Fee and other income dropped 75 percent to $733 million from nearly $3 billion in the prior-year quarter, due to losses on investments.

"On the surface, it seems it was ugly, but nothing that changes one's view of the pending deal right now," said Andrew Marquardt, an analyst at Fox-Pitt Kelton, adding that the disruption in deposits and continued credit deterioration was as expected.

Wachovia was ultimately sold after a bitter battle between two of the country's largest banks, as Citigroup and Wells Fargo fought for its lucrative deposits.

Wachovia had been struggling for some time, but the rush to a deal was prompted by a $5 billion run on deposits in late September that threatened the future of the bank, according to court documents.

Citigroup Inc. agreed to step in and buy Wachovia's banking operations for $2.1 billion with the help of the Federal Deposit Insurance Corp.

But only four days later, Wells Fargo made a higher offer that did not hinge on any government support.
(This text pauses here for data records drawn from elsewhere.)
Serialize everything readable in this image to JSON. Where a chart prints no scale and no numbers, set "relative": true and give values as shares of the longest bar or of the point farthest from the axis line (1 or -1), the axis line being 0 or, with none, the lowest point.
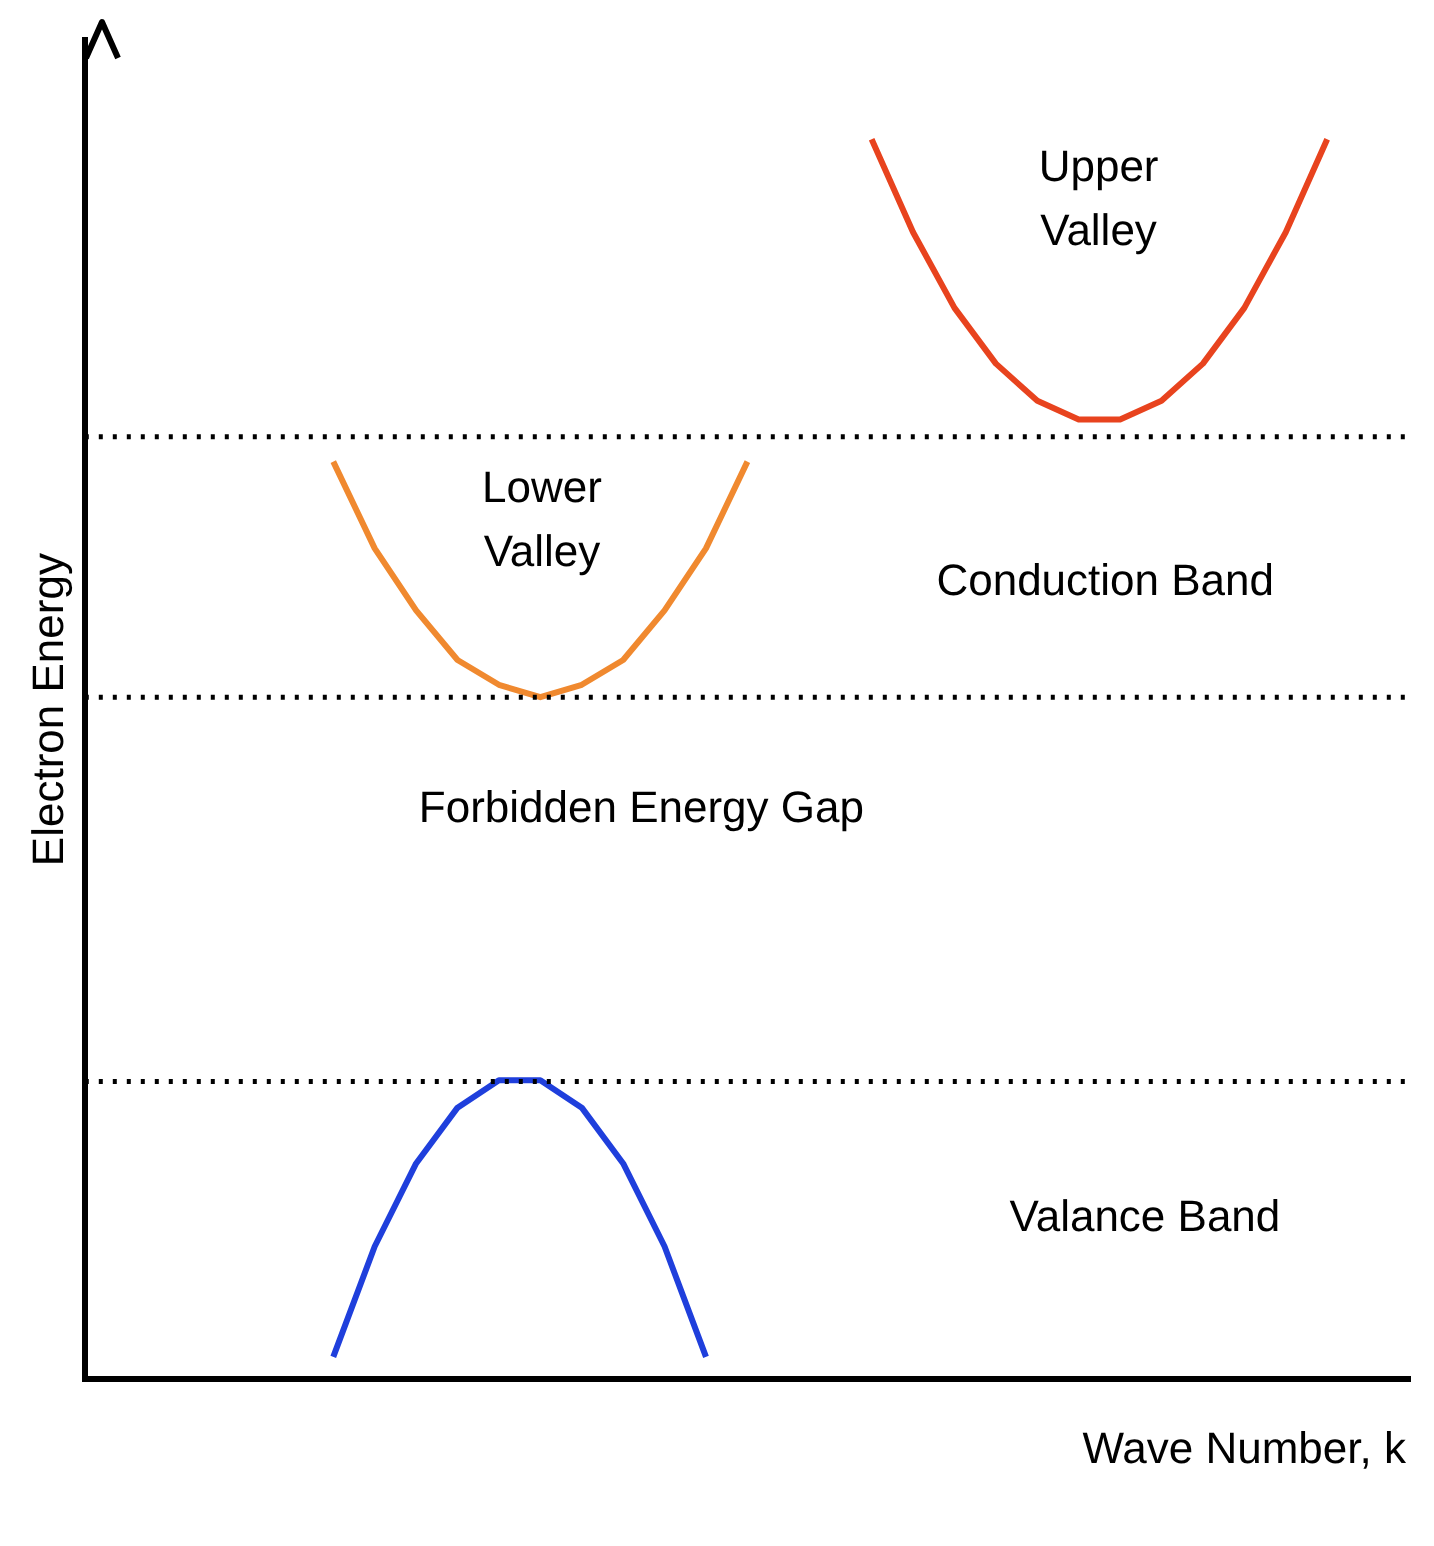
{
  "chart_data": {
    "type": "line",
    "relative": true,
    "xlabel": "Wave Number, k",
    "ylabel": "Electron Energy",
    "categories": [
      null,
      null,
      null,
      null,
      null,
      null,
      null,
      null,
      null,
      null,
      null,
      null,
      null,
      null,
      null,
      null,
      null,
      null,
      null,
      null,
      null,
      null,
      null,
      null,
      null,
      null,
      null,
      null,
      null,
      null,
      null,
      null,
      null
    ],
    "series": [
      {
        "color": "#e8431e",
        "values": [
          null,
          null,
          null,
          null,
          null,
          null,
          null,
          null,
          null,
          null,
          null,
          null,
          null,
          null,
          null,
          null,
          null,
          null,
          null,
          1.0,
          0.925,
          0.864,
          0.819,
          0.789,
          0.774,
          0.774,
          0.789,
          0.819,
          0.864,
          0.925,
          1.0,
          null,
          null
        ]
      },
      {
        "color": "#f0892f",
        "values": [
          null,
          null,
          null,
          null,
          null,
          null,
          0.74,
          0.67,
          0.62,
          0.58,
          0.56,
          0.55,
          0.56,
          0.58,
          0.62,
          0.67,
          0.74,
          null,
          null,
          null,
          null,
          null,
          null,
          null,
          null,
          null,
          null,
          null,
          null,
          null,
          null,
          null,
          null
        ]
      },
      {
        "color": "#1f3fdc",
        "values": [
          null,
          null,
          null,
          null,
          null,
          null,
          0.018,
          0.107,
          0.174,
          0.219,
          0.241,
          0.241,
          0.219,
          0.174,
          0.107,
          0.018,
          null,
          null,
          null,
          null,
          null,
          null,
          null,
          null,
          null,
          null,
          null,
          null,
          null,
          null,
          null,
          null,
          null
        ]
      }
    ],
    "ref_lines": [
      {
        "axis": "y",
        "value": 0.76,
        "line_style": "dotted"
      },
      {
        "axis": "y",
        "value": 0.55,
        "line_style": "dotted"
      },
      {
        "axis": "y",
        "value": 0.24,
        "line_style": "dotted"
      }
    ],
    "annotations": [
      "Upper Valley",
      "Lower Valley",
      "Conduction Band",
      "Forbidden Energy Gap",
      "Valance Band"
    ],
    "grid": false,
    "legend": false,
    "marker": "none",
    "line_style": "solid"
  }
}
Originally, the deal was valued at $15.1 billion, or $7 a share, but Wells Fargo stock has declined since it was announced and the deal is now valued at about $14 billion.

Citigroup eventually walked away from the deal after the suitors failed to reach an agreement over how to split up Wachovia.

While Citigroup decided not to block the Wells Fargo-Wachovia deal, the bank is seeking $60 billion in damages for alleged interference in its agreement with Wachovia.

Wells Fargo, which reported a better-than-expected 25 percent drop in third-quarter profit last week, has been weathering the mortgage crisis much better than many of its peers as it largely avoided subprime loans, which have been the undoing of the financial industry.

Wachovia shares fell 38 cents, or 6 percent, to close Wednesday at $5.71. Wachovia has lost 84 percent of its market value in 2008. Wells Fargo shares, meanwhile, dropped $1.34, or 4.1 percent, to $31.30.